A solution with a bacterial cell concentration of 5% was used for the test. Transfer 200 ml of the main culture solution to a 300 ml glass beaker, and mix the flocculant with a jar tester at a rotation speed of 150 rpm. After adding chitosan and stirring for 2 minutes, sodium polyacrylate was added and stirred for 1 minute. Chitosan is
Dissolve in 0.1N acetic acid solution to a concentration of 1%, and use a 0.2% aqueous solution of sodium polyacrylate. Aggregated bacterial bodies were placed in a Buchner funnel with a diameter of 7 cm No.2.
The time required for the paper to be filtered under reduced pressure of 700 mmHg was measured. The results are shown in Table-3. Overtest results

【table】

[Table] Example 2 Streptomyces griseus was cultured in a culture solution consisting of glucose, yeast extract, and nutrients.
A solution with a pH of 6.8 and a bacterial cell concentration of 6% was used for the test. The results of an overtest similar to Example 1 are shown in the table below.
Shown in 2. Overtest results

【table】

[Table] Example 3 Aspergillus niger was cultured in a culture solution containing glucose, yeast extract, and nutrients at pH 6.5.
A solution with a bacterial cell concentration of 5.5% was used for the test.
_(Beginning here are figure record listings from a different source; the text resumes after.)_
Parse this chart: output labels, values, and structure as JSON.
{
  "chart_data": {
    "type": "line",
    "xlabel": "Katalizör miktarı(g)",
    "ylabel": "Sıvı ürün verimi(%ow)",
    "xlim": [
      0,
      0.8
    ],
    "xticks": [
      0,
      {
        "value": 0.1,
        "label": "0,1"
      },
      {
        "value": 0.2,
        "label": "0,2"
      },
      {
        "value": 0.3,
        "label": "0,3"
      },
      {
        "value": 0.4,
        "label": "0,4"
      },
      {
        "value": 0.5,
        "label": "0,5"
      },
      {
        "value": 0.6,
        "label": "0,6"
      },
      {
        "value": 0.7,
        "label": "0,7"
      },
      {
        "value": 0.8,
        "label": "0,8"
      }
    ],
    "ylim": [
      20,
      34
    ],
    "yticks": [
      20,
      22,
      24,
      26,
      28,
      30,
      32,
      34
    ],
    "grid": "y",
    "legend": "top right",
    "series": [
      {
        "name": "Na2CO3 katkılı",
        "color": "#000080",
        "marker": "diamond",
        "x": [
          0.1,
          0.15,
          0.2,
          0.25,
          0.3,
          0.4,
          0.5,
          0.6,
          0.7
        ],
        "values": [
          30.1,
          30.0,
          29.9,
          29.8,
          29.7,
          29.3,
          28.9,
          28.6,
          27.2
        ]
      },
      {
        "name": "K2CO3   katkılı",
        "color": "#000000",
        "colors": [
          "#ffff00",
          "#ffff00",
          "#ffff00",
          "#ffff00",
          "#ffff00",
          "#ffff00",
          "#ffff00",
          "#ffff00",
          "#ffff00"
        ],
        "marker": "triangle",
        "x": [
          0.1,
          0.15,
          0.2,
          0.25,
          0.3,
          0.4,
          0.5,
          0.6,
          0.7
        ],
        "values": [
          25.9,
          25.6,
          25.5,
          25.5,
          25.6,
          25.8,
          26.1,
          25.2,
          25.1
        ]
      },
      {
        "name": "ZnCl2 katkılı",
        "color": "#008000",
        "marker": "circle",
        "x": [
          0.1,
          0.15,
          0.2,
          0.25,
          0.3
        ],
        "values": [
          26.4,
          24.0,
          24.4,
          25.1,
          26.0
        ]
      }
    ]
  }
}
The results of an overtest similar to Example 1 are shown in the table below.
5. Overtest results

【table】

【table】

Claims (1)

[Claims] 1 Chitosan, which has a viscosity of 2 to 200 centipoise of a 1% polymer solution in 1N saline at pH 4.0, was added to the culture solution and mixed, and then sodium polyacrylate was added and mixed to aggregate the microbial cells. A method for promoting the separation of microbial cells and culture mother liquor in the fermentation industry, which is characterized by mulching.